А  Б  В  Г  Д  Е  Ж  З  И  Й  К  Л  М  Н  О  П  Р  С  Т  У  Ф  Х  Ц  Ч  Ш  Щ  Э  Ю  Я  AZ

 


– А-а! Понимаю… Где ж она, бездельница?
– Не знаю… По целым дням пропадает.
– Так ты бы допросил. Куда, дескать, шляешься? Разве это порядок?
– Она уже мне высказала, что всякий с моей стороны вопрос примется ею за желание с моей стороны затеять ссору. Упрёки мне и без того надоели… и без вопросов в лад слова не скажет. Ни в чём не потрафишь. Все не так…
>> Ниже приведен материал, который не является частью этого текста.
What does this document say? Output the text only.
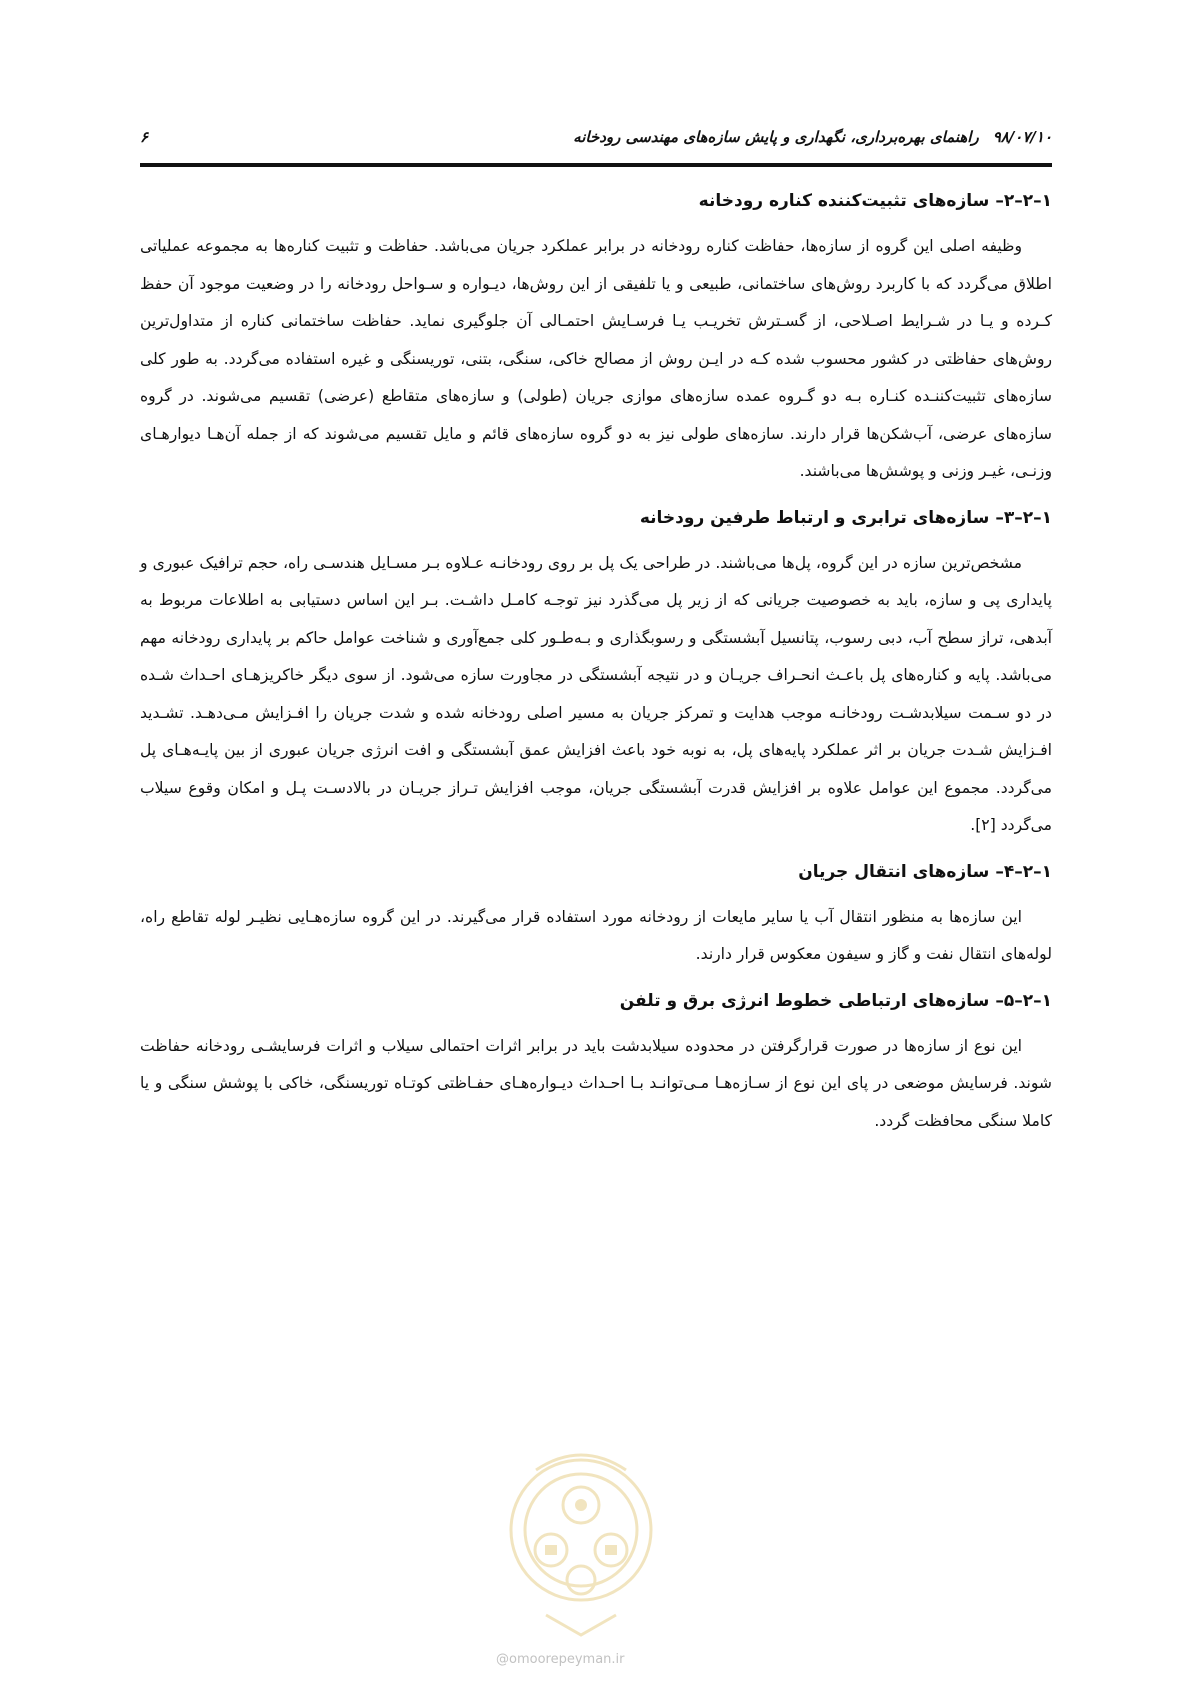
۹۸/۰۷/۱۰راهنمای بهره‌برداری، نگهداری و پایش سازه‌های مهندسی رودخانه
۶
۱–۲–۲–سازه‌های تثبیت‌کننده کناره رودخانه

وظیفه اصلی این گروه از سازه‌ها، حفاظت کناره رودخانه در برابر عملکرد جریان می‌باشد. حفاظت و تثبیت کناره‌ها به مجموعه عملیاتی اطلاق می‌گردد که با کاربرد روش‌های ساختمانی، طبیعی و یا تلفیقی از این روش‌ها، دیـواره و سـواحل رودخانه را در وضعیت موجود آن حفظ کـرده و یـا در شـرایط اصـلاحی، از گسـترش تخریـب یـا فرسـایش احتمـالی آن جلوگیری نماید. حفاظت ساختمانی کناره از متداول‌ترین روش‌های حفاظتی در کشور محسوب شده کـه در ایـن روش از مصالح خاکی، سنگی، بتنی، توریسنگی و غیره استفاده می‌گردد. به طور کلی سازه‌های تثبیت‌کننـده کنـاره بـه دو گـروه عمده سازه‌های موازی جریان (طولی) و سازه‌های متقاطع (عرضی) تقسیم می‌شوند. در گروه سازه‌های عرضی، آب‌شکن‌ها قرار دارند. سازه‌های طولی نیز به دو گروه سازه‌های قائم و مایل تقسیم می‌شوند که از جمله آن‌هـا دیوارهـای وزنـی، غیـر وزنی و پوشش‌ها می‌باشند.

۱–۲–۳–سازه‌های ترابری و ارتباط طرفین رودخانه

مشخص‌ترین سازه در این گروه، پل‌ها می‌باشند. در طراحی یک پل بر روی رودخانـه عـلاوه بـر مسـایل هندسـی راه، حجم ترافیک عبوری و پایداری پی و سازه، باید به خصوصیت جریانی که از زیر پل می‌گذرد نیز توجـه کامـل داشـت. بـر این اساس دستیابی به اطلاعات مربوط به آبدهی، تراز سطح آب، دبی رسوب، پتانسیل آبشستگی و رسوبگذاری و بـه‌طـور کلی جمع‌آوری و شناخت عوامل حاکم بر پایداری رودخانه مهم می‌باشد. پایه و کناره‌های پل باعـث انحـراف جریـان و در نتیجه آبشستگی در مجاورت سازه می‌شود. از سوی دیگر خاکریزهـای احـداث شـده در دو سـمت سیلابدشـت رودخانـه موجب هدایت و تمرکز جریان به مسیر اصلی رودخانه شده و شدت جریان را افـزایش مـی‌دهـد. تشـدید افـزایش شـدت جریان بر اثر عملکرد پایه‌های پل، به نوبه خود باعث افزایش عمق آبشستگی و افت انرژی جریان عبوری از بین پایـه‌هـای پل می‌گردد. مجموع این عوامل علاوه بر افزایش قدرت آبشستگی جریان، موجب افزایش تـراز جریـان در بالادسـت پـل و امکان وقوع سیلاب می‌گردد [۲].

۱–۲–۴–سازه‌های انتقال جریان

این سازه‌ها به منظور انتقال آب یا سایر مایعات از رودخانه مورد استفاده قرار می‌گیرند. در این گروه سازه‌هـایی نظیـر لوله تقاطع راه، لوله‌های انتقال نفت و گاز و سیفون معکوس قرار دارند.

۱–۲–۵–سازه‌های ارتباطی خطوط انرژی برق و تلفن

این نوع از سازه‌ها در صورت قرارگرفتن در محدوده سیلابدشت باید در برابر اثرات احتمالی سیلاب و اثرات فرسایشـی رودخانه حفاظت شوند. فرسایش موضعی در پای این نوع از سـازه‌هـا مـی‌توانـد بـا احـداث دیـواره‌هـای حفـاظتی کوتـاه توریسنگی، خاکی با پوشش سنگی و یا کاملا سنگی محافظت گردد.

@omoorepeyman.ir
– Ох-о-хо!.. Неладное, друг мой, дело! А никого нет ещё? – Ильинична указала рукою в сторону почивальни.
– Нет… Не приезжали…
– А с кем уехали?
Балакирев вместо ответа сделал знак, что за спиною, в приёмной, кто-то есть, при ком нельзя говорить без стеснения. Ильинична замялась и ещё раз спросила:
– А уйти-то отсюда теперь нельзя нам с тобой к тебе?
– И можно и нет… Думаю – неловко: скоро изволят её величество прибыть. Впрочем, на минутку почему не подняться нам с тобой на вышку-то нашу? Кстати и поем. Обед там поставили, а я не удосужился ещё сбегать, перехватить.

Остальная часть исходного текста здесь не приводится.